Here are a few tips that will help you be an “Audience Expert.”

How to Become An Audience Expert in Your Business Writing

1. Start at the End
In other words, know your goal. If you want to sell your service to a specific company, do your research in order to understand that company’s needs. Determine the kind of people you will be writing to. Then, tailor you message accordingly. A business manager in a car dealership, for example, may have different needs than a business manager in a boutique cannabis company.

2. Don’t Write a Word
At least, not at first! Make sure to give yourself the time to consider what you’ve learned about your audience. Think about how to approach them in a respectful manner, i.e. by showing that you understand something about the business challenges they face. Avoid slipping into inside-industry jargon or phrases that “everyone uses.” You can’t make a strong impression with templates or carelessly written materials.

3. Embrace “The Three Ps”
In business communication you need to be powerful, persuasive, and precise. Rather than explaining this to you here, I suggest you read a previous Language Lab post called A Blueprint for Capturing Audience Attention.

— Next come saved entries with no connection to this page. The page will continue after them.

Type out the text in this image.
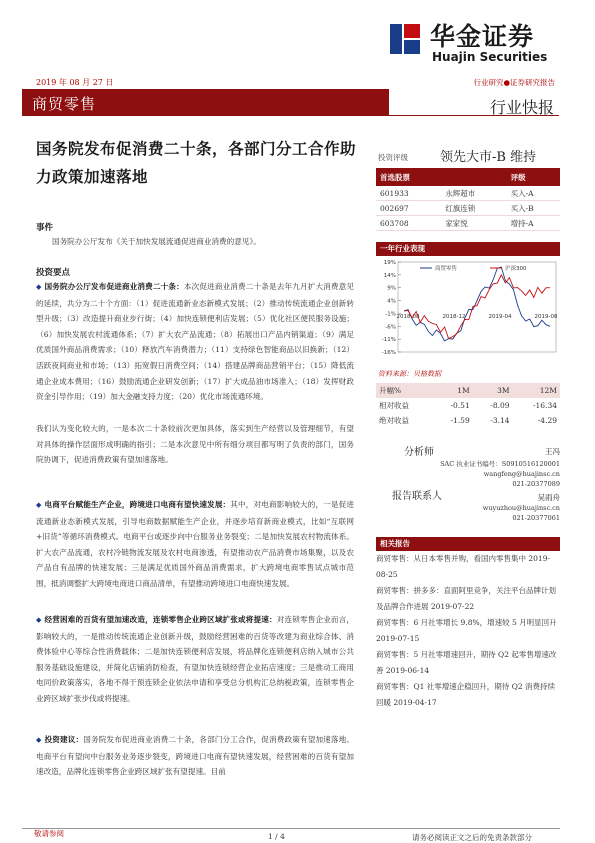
华金证券
Huajin Securities
2019 年 08 月 27 日	行业研究●证券研究报告
商贸零售	行业快报
国务院发布促消费二十条，各部门分工合作助力政策加速落地
事件
国务院办公厅发布《关于加快发展流通促进商业消费的意见》。
投资要点
◆ 国务院办公厅发布促进商业消费二十条：本次促进商业消费二十条是去年九月扩大消费意见的延续，共分为二十个方面：（1）促进流通新业态新模式发展；（2）推动传统流通企业创新转型升级；（3）改造提升商业步行街；（4）加快连锁便利店发展；（5）优化社区便民服务设施；（6）加快发展农村流通体系；（7）扩大农产品流通；（8）拓展出口产品内销渠道；（9）满足优质国外商品消费需求；（10）释放汽车消费潜力；（11）支持绿色智能商品以旧换新；（12）活跃夜间商业和市场；（13）拓宽假日消费空间；（14）搭建品牌商品营销平台；（15）降低流通企业成本费用；（16）鼓励流通企业研发创新；（17）扩大成品油市场准入；（18）发挥财政资金引导作用；（19）加大金融支持力度；（20）优化市场流通环境。
我们认为变化较大的，一是本次二十条较前次更加具体，落实到生产经营以及管理细节，有望对具体的操作层面形成明确的指引；二是本次意见中所有细分项目都写明了负责的部门，国务院协调下，促进消费政策有望加速落地。
◆ 电商平台赋能生产企业，跨境进口电商有望快速发展：其中，对电商影响较大的，一是促进流通新业态新模式发展，引导电商数据赋能生产企业，并逐步培育新商业模式，比如“互联网+旧货”等循环消费模式。电商平台或逐步向中台服务业务裂变；二是加快发展农村物流体系。扩大农产品流通，农村冷链物流发展及农村电商渗透，有望推动农产品消费市场集聚，以及农产品自有品牌的快速发展；三是满足优质国外商品消费需求，扩大跨境电商零售试点城市范围，抵消调整扩大跨境电商进口商品清单，有望推动跨境进口电商快速发展。
◆ 经营困难的百货有望加速改造，连锁零售企业跨区域扩张或将提速：对连锁零售企业而言，影响较大的，一是推动传统流通企业创新升级，鼓励经营困难的百货等改建为商业综合体、消费体验中心等综合性消费载体；二是加快连锁便利店发展，将品牌化连锁便利店纳入城市公共服务基础设施建设，并简化店铺消防检查，有望加快连锁经营企业拓店速度；三是推动工商用电同价政策落实，各地不得干预连锁企业依法申请和享受总分机构汇总纳税政策，连锁零售企业跨区域扩张步伐或将提速。
◆ 投资建议：国务院发布促进商业消费二十条，各部门分工合作，促消费政策有望加速落地。电商平台有望向中台服务业务逐步裂变，跨境进口电商有望快速发展，经营困难的百货有望加速改造，品牌化连锁零售企业跨区域扩张有望提速。目前
投资评级 领先大市-B 维持
首选股票		评级
601933	永辉超市	买入-A
002697	红旗连锁	买入-B
603708	家家悦	增持-A
一年行业表现
19%
14%
9%
4%
-1%
-6%
-11%
-16%
2018-08	2018-12	2019-04	2019-08
商贸零售	沪深300
资料来源：贝格数据
升幅%	1M	3M	12M
相对收益	-0.51	-8.09	-16.34
绝对收益	-1.59	-3.14	-4.29
分析师	王冯
SAC 执业证书编号：S0910516120001
wangfeng@huajinsc.cn
021-20377089
报告联系人	吴雨舟
wuyuzhou@huajinsc.cn
021-20377061
相关报告
商贸零售：从日本零售并购，看国内零售集中 2019-08-25
商贸零售：拼多多：直面阿里竞争，关注平台品牌计划及品牌合作进展 2019-07-22
商贸零售：6 月社零增长 9.8%，增速较 5 月明显回升 2019-07-15
商贸零售：5 月社零增速回升，期待 Q2 起零售增速改善 2019-06-14
商贸零售：Q1 社零增速企稳回升，期待 Q2 消费持续回暖 2019-04-17
敬请参阅	1 / 4	请务必阅读正文之后的免责条款部分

Of course, the above three points are just a starting point along the path of being an audience expert. Writing powerful business communications is harder than it looks! It’s also something typically not taught in school, which is part of the reason so many people struggle with crafting good business writing.

But think of it this way, if you’re going to email a friend, you probably know what kinds of words and the tone your friend will expect and respond to. When you banter with colleagues at work, you probably know the kind of jokes and quips they like. It’s no different when you send an email/report/pitch to a prospective client. True, you don’t have a personal relationship— yet. But with a little research and thought you can get some ideas of how best to make your approach. And remember, “It’s not you, it’s them.”